I remember 11 years ago when I started my business. I wanted to keep it small. We managed to keep it small up to this day (today, we run it with like five people, and only two are technical). I think this is the best way to approach a corporation, and any organization I run in the future will try to keep it as small as possible.
The books are entirely focused on how to run a company and things to do to get your business on the right track. Today most of the book ideas won’t be practical to me since I am working on my company only part-time, and in the principal job, I am more deeply focused on technical problems than business problems. On the other hand, one tip I did like and that I will try to incorporate in my weekly schedule is the “Take a clarity break”, “Great leaders have a habit of taking quire thinking”, I do like to do this every once in a while when debugging a very complicated problem, I like to disconnect for a couple of hours and get my mind into different things. Going to the gym helps me get my mind out of code, but separating a time in my weekly schedule to think quiet will help. I always work on my projects during the week, for example Nun-db, and it does help me keep my productivity feeling and to keep my mind close to the low-level coding. My goal is to try to incorporate a fixed schedule to work on Nun-db or other experimentations, disconnected from my main workstreams, my work, and my own company. Let’s see how it helps with the different aspects of my work. As recommended in the book, I will spend this time out of my office in a coffee shop close to my house.

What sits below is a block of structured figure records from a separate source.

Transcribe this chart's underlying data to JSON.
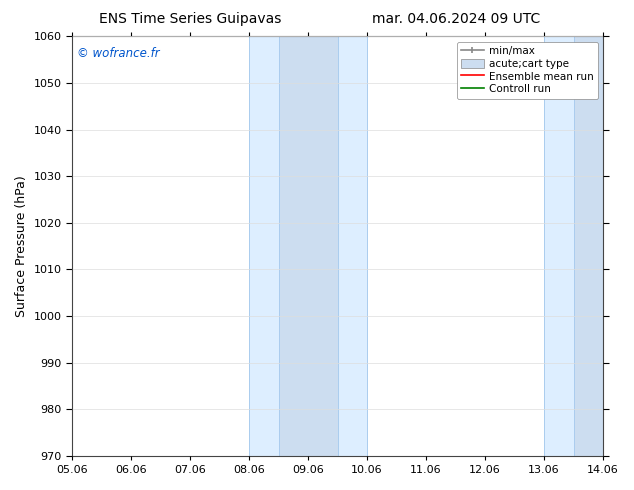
{
  "title_left": "ENS Time Series Guipavas",
  "title_right": "mar. 04.06.2024 09 UTC",
  "ylabel": "Surface Pressure (hPa)",
  "ylim": [
    970,
    1060
  ],
  "yticks": [
    970,
    980,
    990,
    1000,
    1010,
    1020,
    1030,
    1040,
    1050,
    1060
  ],
  "xtick_labels": [
    "05.06",
    "06.06",
    "07.06",
    "08.06",
    "09.06",
    "10.06",
    "11.06",
    "12.06",
    "13.06",
    "14.06"
  ],
  "xtick_positions": [
    0,
    1,
    2,
    3,
    4,
    5,
    6,
    7,
    8,
    9
  ],
  "xlim": [
    0,
    9
  ],
  "watermark": "© wofrance.fr",
  "watermark_color": "#0055cc",
  "shaded_outer_1": {
    "x_start": 3.0,
    "x_end": 5.0,
    "color": "#ddeeff"
  },
  "shaded_inner_1": {
    "x_start": 3.5,
    "x_end": 4.5,
    "color": "#ccddf0"
  },
  "shaded_outer_2": {
    "x_start": 8.0,
    "x_end": 9.0,
    "color": "#ddeeff"
  },
  "shaded_inner_2": {
    "x_start": 8.5,
    "x_end": 9.0,
    "color": "#ccddf0"
  },
  "divider_color": "#aaccee",
  "divider_positions": [
    3.0,
    3.5,
    4.5,
    5.0,
    8.0,
    8.5,
    9.0
  ],
  "legend_minmax_color": "#888888",
  "legend_box_color": "#ccddf0",
  "legend_box_edge": "#888888",
  "legend_ens_color": "red",
  "legend_ctrl_color": "green",
  "background_color": "#ffffff",
  "plot_bg_color": "#ffffff",
  "grid_color": "#dddddd",
  "border_color": "#444444",
  "title_fontsize": 10,
  "tick_fontsize": 8,
  "ylabel_fontsize": 9
}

The book was a recommendation from Radical’s CEO for recommended it to, and I don’t regret spending time reading it. Although most of the book’s tips and recommendations, I don’t see a direct application on my day to day, on the other hand, the reading is quite interesting and sound like good strategies and approaches for business problems, of course, the author makes it sound like “silver bullet” and of course it is not like nothing is. Still, I think it is an excellent tool to have on your business tool belt. I’d recommend it to everyone who likes business approaches.